Centre for Synthesis and Chemical Biology, School of Chemistry, University College Dublin, Belfield, Dublin 4, Ireland.
Mol Biotechnol. 2013 Oct;55(2):143-9. doi: 10.1007/s12033-013-9666-4.
Replacement of chemical steps with biocatalytic ones is becoming increasingly more interesting due to the remarkable catalytic properties of enzymes, such as their wide range of substrate specificities and variety of chemo-, stereo- and regioselective reactions. This study presents characterisation of an alcohol dehydrogenase (ADH) from the halophilic archaeum Halobacterium sp. NRC-1 (HsADH2). A hexahistidine-tagged recombinant version of HsADH2 (His-HsADH2) was heterologously overexpressed in Haloferax volcanii. The enzyme was purified in one step by immobilised Ni-affinity chromatography. His-HsADH2 was halophilic and mildly thermophilic with optimal activity for ethanol oxidation at 4 M KCl around 60 °C and pH 10.0. The enzyme was extremely stable, retaining 80 % activity after 30 days. His-HsADH2 showed preference for NADP(H) but interestingly retained 60 % activity towards NADH. The enzyme displayed broad substrate specificity, with maximum activity obtained for 1-propanol. The enzyme also accepted secondary alcohols such as 2-butanol and even 1-phenylethanol. In the reductive reaction, working conditions for His-HsADH2 were optimised for acetaldehyde and found to be 4 M KCl and pH 6.0. His-HsADH2 displayed intrinsic organic solvent tolerance, which is highly relevant for biotechnological applications.

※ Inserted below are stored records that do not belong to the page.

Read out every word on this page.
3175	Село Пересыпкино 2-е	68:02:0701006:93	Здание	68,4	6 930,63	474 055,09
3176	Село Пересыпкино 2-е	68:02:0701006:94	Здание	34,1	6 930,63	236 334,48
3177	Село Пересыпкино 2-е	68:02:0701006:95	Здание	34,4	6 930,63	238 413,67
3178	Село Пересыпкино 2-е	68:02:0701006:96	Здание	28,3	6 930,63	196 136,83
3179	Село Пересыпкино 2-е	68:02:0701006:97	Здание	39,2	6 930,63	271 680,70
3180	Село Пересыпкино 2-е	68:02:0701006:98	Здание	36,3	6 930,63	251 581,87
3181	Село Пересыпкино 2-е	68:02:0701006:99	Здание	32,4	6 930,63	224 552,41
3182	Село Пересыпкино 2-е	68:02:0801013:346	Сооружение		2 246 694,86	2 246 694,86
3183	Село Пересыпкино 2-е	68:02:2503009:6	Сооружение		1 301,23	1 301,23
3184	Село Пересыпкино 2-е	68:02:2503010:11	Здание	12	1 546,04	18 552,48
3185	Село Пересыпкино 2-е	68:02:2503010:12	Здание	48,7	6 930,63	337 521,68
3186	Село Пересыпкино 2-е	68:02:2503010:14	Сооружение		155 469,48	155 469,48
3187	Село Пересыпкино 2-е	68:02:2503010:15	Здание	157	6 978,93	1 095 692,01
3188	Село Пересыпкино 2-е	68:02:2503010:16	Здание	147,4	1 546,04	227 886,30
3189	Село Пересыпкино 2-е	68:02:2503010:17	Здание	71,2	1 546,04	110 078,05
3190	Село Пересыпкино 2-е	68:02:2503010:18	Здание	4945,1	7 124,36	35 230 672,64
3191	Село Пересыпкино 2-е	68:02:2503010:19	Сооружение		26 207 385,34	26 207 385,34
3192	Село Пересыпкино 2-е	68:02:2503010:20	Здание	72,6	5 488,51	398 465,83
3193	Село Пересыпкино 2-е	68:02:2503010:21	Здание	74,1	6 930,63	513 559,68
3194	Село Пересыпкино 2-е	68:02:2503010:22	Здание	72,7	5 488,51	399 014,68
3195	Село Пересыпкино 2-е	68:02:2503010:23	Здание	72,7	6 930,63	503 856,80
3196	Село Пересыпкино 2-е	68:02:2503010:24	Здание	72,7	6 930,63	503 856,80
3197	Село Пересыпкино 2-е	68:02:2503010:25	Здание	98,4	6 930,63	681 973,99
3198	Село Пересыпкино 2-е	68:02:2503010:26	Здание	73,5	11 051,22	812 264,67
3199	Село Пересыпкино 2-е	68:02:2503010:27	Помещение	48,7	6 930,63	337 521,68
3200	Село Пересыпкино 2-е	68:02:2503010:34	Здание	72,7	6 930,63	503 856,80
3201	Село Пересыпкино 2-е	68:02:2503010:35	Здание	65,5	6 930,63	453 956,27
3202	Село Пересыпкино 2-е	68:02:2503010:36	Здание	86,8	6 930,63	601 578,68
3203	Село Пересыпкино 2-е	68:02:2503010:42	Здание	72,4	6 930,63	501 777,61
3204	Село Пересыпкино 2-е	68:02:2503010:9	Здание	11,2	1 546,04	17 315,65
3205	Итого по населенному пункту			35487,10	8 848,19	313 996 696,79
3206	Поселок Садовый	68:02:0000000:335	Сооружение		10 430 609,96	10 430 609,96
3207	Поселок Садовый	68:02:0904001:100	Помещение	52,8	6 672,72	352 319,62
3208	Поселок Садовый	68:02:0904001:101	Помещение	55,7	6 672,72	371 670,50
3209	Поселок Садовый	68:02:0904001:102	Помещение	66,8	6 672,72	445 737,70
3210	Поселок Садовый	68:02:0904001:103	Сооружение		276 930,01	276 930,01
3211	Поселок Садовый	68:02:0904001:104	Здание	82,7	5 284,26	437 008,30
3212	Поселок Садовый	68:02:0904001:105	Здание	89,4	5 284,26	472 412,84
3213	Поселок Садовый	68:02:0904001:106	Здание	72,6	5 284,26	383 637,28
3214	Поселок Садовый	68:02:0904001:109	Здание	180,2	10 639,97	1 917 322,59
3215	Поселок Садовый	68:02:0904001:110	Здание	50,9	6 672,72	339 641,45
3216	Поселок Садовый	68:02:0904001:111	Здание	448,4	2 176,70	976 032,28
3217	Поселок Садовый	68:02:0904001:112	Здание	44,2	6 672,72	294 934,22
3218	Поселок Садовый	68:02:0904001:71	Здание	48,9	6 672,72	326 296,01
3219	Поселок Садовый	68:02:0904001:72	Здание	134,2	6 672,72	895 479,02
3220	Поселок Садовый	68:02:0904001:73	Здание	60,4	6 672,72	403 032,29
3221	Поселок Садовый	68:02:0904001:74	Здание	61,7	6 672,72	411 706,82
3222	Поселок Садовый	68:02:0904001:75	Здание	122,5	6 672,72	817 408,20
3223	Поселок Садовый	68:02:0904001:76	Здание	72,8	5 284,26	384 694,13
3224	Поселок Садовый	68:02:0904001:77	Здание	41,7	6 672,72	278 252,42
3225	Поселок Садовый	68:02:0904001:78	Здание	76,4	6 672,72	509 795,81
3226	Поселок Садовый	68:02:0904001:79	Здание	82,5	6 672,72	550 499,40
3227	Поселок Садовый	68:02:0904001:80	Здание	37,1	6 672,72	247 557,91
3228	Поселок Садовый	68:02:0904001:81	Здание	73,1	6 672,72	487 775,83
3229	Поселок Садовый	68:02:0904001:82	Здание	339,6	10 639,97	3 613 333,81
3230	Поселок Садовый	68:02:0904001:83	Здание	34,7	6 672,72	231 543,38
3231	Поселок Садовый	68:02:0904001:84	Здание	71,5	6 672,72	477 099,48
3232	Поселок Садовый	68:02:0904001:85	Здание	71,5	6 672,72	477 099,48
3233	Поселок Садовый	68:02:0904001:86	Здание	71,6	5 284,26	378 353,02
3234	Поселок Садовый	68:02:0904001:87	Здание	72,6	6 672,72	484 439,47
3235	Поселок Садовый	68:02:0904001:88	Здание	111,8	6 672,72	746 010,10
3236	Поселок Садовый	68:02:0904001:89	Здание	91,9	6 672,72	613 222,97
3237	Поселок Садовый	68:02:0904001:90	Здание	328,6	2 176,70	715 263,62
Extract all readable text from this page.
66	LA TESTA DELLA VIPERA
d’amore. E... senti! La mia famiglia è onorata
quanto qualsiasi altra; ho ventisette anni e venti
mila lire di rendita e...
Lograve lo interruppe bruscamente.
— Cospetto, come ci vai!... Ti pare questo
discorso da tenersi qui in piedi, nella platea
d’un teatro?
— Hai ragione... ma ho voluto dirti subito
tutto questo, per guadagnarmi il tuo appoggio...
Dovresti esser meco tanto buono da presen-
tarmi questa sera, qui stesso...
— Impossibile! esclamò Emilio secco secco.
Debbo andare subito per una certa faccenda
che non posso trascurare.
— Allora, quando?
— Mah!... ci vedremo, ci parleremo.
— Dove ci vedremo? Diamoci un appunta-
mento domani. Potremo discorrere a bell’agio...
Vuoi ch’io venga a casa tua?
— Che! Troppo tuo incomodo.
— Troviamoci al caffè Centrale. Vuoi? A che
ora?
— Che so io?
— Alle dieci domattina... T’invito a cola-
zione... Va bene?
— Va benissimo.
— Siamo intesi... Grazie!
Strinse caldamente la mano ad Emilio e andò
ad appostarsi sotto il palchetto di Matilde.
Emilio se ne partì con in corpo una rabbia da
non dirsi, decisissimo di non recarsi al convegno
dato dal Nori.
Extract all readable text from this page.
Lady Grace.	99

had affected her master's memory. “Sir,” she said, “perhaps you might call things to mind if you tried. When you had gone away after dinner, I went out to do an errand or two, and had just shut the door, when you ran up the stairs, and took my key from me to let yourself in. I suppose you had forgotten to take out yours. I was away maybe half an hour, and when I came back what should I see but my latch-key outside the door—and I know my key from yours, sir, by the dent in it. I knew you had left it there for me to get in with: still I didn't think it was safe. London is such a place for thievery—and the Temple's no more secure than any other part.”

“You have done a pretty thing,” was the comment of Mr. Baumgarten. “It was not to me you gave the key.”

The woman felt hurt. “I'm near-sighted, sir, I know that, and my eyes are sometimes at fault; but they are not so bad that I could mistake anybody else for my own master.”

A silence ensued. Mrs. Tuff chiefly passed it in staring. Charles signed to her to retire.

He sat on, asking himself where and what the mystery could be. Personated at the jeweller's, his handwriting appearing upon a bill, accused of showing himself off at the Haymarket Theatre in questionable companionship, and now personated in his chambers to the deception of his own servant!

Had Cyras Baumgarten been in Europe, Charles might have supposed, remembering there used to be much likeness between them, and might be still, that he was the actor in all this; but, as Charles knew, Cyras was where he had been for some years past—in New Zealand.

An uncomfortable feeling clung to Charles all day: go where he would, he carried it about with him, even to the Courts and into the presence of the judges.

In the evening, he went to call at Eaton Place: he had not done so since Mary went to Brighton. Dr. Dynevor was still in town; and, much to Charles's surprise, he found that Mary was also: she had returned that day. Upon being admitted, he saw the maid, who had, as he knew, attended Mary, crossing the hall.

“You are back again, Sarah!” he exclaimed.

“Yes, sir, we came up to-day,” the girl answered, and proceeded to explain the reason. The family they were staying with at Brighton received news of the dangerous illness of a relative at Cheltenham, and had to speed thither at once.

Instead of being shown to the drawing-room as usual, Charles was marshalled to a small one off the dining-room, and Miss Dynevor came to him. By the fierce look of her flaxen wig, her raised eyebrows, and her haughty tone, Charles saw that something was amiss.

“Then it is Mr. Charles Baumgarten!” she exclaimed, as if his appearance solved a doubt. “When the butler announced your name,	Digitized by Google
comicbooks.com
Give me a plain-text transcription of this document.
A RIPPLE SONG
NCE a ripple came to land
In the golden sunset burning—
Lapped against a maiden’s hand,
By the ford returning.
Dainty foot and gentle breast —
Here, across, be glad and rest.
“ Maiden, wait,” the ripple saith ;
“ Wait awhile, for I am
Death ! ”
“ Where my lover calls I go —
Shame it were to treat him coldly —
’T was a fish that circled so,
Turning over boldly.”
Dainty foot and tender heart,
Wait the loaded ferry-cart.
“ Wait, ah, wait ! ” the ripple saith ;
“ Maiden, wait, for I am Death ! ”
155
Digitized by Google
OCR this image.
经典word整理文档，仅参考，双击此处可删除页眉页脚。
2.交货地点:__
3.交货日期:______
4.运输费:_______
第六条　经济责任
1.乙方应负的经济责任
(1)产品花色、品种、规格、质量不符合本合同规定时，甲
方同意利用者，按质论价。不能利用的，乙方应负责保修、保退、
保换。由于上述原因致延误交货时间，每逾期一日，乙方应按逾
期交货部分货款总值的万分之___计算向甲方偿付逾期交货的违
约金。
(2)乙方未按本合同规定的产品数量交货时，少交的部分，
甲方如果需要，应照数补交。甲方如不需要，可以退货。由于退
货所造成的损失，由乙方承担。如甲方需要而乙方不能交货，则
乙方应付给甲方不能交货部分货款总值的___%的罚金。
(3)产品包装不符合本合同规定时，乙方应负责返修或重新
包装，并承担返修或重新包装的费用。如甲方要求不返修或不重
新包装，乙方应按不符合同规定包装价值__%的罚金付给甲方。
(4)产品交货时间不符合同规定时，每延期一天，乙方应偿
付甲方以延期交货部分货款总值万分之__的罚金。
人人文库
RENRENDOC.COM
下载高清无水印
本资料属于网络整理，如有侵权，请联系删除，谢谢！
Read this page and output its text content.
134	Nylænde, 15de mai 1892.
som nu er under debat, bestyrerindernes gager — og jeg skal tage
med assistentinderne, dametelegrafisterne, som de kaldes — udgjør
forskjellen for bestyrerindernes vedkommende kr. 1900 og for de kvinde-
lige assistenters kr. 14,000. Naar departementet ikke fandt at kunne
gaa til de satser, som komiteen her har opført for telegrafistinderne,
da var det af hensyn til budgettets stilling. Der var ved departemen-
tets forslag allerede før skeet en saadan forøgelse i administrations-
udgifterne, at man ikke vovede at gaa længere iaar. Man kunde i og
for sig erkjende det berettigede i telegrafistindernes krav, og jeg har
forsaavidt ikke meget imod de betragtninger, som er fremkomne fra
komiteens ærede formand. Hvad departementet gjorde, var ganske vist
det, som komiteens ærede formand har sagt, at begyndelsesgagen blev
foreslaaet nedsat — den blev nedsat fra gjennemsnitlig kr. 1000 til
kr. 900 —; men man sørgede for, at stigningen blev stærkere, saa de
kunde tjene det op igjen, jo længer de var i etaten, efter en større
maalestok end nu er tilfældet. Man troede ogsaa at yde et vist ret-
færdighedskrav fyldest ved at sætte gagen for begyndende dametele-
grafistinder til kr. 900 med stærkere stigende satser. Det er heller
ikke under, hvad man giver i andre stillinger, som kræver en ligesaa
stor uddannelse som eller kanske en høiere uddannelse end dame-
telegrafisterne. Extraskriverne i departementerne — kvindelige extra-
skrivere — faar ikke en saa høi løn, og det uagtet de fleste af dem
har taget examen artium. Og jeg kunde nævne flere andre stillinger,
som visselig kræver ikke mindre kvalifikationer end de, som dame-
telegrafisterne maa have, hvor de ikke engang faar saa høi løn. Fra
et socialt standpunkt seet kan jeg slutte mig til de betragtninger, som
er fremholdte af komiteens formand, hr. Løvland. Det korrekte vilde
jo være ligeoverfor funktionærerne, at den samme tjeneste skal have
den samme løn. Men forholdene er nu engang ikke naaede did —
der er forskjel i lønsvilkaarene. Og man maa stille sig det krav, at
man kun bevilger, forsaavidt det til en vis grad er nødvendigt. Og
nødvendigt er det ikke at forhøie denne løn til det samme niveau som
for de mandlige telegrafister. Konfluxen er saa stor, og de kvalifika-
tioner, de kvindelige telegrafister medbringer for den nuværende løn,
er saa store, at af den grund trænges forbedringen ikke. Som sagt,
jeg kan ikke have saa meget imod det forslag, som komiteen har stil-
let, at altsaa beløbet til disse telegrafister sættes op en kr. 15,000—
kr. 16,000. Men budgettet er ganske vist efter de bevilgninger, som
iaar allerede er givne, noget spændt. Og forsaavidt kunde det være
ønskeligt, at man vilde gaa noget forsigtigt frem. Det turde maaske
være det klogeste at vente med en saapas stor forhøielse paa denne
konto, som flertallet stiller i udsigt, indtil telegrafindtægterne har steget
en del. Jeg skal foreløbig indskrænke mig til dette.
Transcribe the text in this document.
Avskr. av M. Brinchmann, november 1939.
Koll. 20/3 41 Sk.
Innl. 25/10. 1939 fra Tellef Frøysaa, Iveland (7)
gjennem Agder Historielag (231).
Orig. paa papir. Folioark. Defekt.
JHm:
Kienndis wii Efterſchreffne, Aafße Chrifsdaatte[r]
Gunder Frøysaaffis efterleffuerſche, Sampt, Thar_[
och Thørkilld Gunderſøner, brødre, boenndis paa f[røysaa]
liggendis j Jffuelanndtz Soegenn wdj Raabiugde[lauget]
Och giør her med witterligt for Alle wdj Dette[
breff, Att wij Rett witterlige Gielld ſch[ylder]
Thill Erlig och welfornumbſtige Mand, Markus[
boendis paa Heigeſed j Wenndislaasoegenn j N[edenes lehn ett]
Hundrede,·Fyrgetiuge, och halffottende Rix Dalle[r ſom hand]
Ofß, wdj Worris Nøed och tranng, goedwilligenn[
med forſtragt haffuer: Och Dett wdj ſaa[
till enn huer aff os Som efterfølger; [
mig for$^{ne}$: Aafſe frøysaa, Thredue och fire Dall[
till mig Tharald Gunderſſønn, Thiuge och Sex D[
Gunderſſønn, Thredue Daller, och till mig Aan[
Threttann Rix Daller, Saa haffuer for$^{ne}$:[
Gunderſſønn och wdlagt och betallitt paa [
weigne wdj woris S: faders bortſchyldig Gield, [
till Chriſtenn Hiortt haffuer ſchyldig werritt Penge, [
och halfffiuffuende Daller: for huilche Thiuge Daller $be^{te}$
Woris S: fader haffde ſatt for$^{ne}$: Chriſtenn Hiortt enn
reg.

由于酶具有显著的催化特性,例如其广泛的底物特异性和多种化学、立体和区域选择性反应,用生物催化替代化学步骤变得越来越有趣。本研究介绍了嗜盐古菌 Halobacterium sp. NRC-1(HsADH2)中的醇脱氢酶(ADH)的特性。HsADH2 的六组氨酸标记重组版本(His-HsADH2)在 Haloferax volcanii 中异源过表达。该酶通过固定化 Ni 亲和层析一步纯化。His-HsADH2 是嗜盐的,略带嗜热,在 4 M KCl 下最适乙醇氧化活性约为 60°C 和 pH 10.0。该酶非常稳定,在 30 天后保留 80%的活性。His-HsADH2 优先使用 NADP(H),但有趣的是对 NADH 保留 60%的活性。该酶显示出广泛的底物特异性,最大活性获得在 1-丙醇。该酶还接受仲醇,如 2-丁醇,甚至 1-苯乙醇。在还原反应中,优化了 His-HsADH2 用于乙醛的工作条件,发现最佳条件为 4 M KCl 和 pH 6.0。His-HsADH2 表现出内在的有机溶剂耐受性,这对生物技术应用非常重要。